Rejoicing in Spring with an Excerpt from The Pandemic and Hope (Ortman): Breaking Bad, Making Good
In anticipation of the increasing sunniness of spring and the hope that such weather brings, we include here an excerpt from Dr. Dennis Ortman's book, The Pandemic and Hope.
BREAKING BAD, MAKING GOOD
How can we overcome the grip of our fears and let our natural light shine? It is a matter of breaking a bad habit of negative thinking and acting. Just as an alcoholic can have urges and still not drink, we can have anxious reactions and not indulge them. We have a choice to live with unavoidable anxiety or depression. If we refuse to change and grow, we will become depressed with a sense of a wasted life. If we want to mature, we will move out of our comfort zone and inevitably feel anxious. But in taking the risk and succeeding, we will grow in self-confidence, creating a larger comfort zone. So we choose our poison: growth-inhibiting depression or life-enhancing anxiety. Overcoming the bad habit of an anxiety-driven life involves four steps, requiring insight, courage, and perseverance:
1. Recognize your habitual patterns and the fears that hold you back.

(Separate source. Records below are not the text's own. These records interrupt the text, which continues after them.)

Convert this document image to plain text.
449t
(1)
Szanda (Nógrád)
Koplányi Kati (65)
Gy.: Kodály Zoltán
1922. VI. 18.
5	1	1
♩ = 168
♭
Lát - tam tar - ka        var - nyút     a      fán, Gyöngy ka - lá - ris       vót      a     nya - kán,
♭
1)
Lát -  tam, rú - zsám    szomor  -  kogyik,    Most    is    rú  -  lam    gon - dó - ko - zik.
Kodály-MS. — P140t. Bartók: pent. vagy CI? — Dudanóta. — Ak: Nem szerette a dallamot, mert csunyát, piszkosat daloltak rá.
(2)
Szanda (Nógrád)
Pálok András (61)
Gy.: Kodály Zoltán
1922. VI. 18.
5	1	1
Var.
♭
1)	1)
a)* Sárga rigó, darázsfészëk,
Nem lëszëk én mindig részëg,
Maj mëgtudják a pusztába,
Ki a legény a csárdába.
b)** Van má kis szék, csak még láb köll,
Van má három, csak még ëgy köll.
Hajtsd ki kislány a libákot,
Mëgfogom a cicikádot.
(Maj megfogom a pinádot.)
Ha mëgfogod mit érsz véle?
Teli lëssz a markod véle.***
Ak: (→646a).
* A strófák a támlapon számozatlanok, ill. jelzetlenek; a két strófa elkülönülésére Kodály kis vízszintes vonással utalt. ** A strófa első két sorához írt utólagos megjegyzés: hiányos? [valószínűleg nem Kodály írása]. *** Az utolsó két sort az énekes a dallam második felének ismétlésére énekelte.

2. Accept and understand your patterns as serving survival patterns from childhood.
3. Do something different; courageously act against your fears.
4. Persist in making changes.
As anxiety possesses our life, it takes control and shapes the way we live. We begin to live a self-centered life focused on our own security and safety. We live on automatic pilot. Our consciously chosen values no longer guide our life. We overcome the power of our anxious self-centered reacting by living the paradox: “By giving it away we keep it.” The wisdom of Shantideva in his classic Way of the Bodhisattva (8:129 ) expresses the way to happiness that goes against our ego instincts: “All the joy the world contains has come through wishing happiness for others. All the misery the world contains has come through wanting pleasure for oneself.”
Giving up our enslavement to our desperate search for safety and security, we experience a freedom that leads to lasting joy.